Oil prices have rocketed about 70 per cent in three months. With demand still declining, that owes much to a revival of financial market spirits. But there's something else: supply capacity, especially from the Organisation of the Petroleum Exporting Countries, is shrinking. With demand recovery in mind, that's a reason to bid up the price.
Opec on May 13 projected global demand this year at 1.83 per cent below 2008 levels. Oil inventories are also running well above historic norms — 60 days' supply at present — in the wake of weak first-quarter demand. However, appetite for oil is expected to pick up later in the year, with fourth quarter demand less than 1 per cent below 2008’s level.

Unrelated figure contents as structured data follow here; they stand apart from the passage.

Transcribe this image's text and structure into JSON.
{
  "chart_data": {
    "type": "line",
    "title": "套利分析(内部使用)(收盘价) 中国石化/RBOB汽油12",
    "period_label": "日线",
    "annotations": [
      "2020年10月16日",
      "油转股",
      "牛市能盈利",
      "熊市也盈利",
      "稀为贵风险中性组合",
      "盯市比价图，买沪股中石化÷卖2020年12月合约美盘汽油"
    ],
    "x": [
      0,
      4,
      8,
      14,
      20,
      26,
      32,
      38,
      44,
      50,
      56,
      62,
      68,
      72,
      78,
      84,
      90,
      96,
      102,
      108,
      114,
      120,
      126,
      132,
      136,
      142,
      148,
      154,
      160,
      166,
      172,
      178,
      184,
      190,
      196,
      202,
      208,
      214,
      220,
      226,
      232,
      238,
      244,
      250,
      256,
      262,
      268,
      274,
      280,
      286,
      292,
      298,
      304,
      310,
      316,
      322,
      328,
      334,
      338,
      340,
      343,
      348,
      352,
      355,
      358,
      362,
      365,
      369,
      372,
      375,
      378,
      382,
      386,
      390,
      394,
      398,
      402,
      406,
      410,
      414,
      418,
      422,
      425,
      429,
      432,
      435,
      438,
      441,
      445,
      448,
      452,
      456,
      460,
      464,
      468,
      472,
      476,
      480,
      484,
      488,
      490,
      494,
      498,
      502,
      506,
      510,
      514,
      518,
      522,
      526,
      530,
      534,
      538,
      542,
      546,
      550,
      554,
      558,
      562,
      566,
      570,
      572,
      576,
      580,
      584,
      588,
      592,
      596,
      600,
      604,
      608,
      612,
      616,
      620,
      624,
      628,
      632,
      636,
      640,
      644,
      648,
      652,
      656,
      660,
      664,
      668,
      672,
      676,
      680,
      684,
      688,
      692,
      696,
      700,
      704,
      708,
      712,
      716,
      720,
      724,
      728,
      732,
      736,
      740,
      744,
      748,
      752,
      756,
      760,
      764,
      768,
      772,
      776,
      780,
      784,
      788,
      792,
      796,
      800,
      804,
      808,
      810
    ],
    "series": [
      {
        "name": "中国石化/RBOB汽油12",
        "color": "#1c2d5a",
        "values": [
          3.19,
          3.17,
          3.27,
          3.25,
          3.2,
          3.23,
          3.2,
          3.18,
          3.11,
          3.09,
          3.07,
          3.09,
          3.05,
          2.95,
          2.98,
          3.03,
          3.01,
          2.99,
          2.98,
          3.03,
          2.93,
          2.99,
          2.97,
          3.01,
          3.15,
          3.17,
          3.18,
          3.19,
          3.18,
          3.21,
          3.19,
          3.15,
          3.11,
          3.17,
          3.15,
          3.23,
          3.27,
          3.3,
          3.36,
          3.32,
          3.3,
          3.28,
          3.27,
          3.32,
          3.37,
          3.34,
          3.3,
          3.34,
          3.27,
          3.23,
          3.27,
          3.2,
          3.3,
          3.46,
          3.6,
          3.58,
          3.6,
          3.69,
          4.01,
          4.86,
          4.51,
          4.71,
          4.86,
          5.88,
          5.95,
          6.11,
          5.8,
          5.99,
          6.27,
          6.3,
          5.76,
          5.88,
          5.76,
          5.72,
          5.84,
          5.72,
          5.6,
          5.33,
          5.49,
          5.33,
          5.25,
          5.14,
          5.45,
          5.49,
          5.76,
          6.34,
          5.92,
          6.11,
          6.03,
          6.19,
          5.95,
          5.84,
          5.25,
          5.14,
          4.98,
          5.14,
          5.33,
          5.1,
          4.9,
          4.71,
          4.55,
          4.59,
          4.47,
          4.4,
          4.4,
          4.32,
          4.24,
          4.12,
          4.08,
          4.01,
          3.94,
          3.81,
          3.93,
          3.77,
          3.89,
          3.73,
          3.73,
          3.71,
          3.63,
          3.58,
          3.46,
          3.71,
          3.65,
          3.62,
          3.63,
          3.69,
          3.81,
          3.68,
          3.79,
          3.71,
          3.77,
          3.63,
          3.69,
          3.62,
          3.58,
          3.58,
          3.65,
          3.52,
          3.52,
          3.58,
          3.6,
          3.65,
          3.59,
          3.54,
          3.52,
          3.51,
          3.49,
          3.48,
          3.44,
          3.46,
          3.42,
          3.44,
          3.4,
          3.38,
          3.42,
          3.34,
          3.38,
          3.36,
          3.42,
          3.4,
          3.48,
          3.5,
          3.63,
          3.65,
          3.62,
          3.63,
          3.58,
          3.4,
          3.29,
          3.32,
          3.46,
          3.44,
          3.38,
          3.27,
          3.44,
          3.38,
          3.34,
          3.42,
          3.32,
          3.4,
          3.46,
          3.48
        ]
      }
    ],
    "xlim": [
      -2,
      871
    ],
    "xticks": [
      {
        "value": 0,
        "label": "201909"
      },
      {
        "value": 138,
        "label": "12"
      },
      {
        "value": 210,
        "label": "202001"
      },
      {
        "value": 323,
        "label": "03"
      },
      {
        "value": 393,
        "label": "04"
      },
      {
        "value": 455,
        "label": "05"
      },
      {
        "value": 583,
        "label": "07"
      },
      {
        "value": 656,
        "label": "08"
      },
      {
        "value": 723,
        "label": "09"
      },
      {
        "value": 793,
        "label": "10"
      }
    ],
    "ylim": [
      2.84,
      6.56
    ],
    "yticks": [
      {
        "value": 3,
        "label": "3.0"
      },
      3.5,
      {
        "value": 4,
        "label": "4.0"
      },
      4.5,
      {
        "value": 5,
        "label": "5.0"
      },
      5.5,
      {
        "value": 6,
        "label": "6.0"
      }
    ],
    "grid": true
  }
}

As for supply, the Energy Information Administration forecasts Opec’s 2009 supplies at 33.5m barrels/day, down 2m barrels/day from 2008. But supplies from Opec members were unexpectedly low in the first quarter at 28.7m barrels/day, and dropped further in April. Such a large supply shortfall, if ongoing, would tend to push the oil price higher.
There is some potential for countries like Saudi Arabia to increase production if demand — and prices — take off again. But that fliexibility is less obvious elsewhere in Opec. For example, the Venezuelan government has nationalised oil output, giving control to the state oil company Petroleos de Venezuela. Pdvsa’s crude oil output declined by 12 per cent in 2008, in spite of high prices, suggesting Venezuelan production is likely to continue below its potential.
In Nigeria too, unilateral changes to oil royalty contracts and continued unrest in the Niger Delta have caused a substantial and apparently worsening production shortfall. Iraq, for its part, has failed to pass legislation allowing rapid development of its huge reserves.
Non-Opec oil supplies should increase over time, particularly from Brazil. But that increase may be slower than expected, because recent price declines led to the cancellation of several huge Canadian tar sands projects.
Governments have massively expanded the money supply to fight recession. Those policies could also be boosting oil demand. While supply runs below forecast, that ought to add to the upward pressure on prices. That suggests higher prices could prove somewhat sticky, even if investors lose some of their recently rediscovered appetite for risk.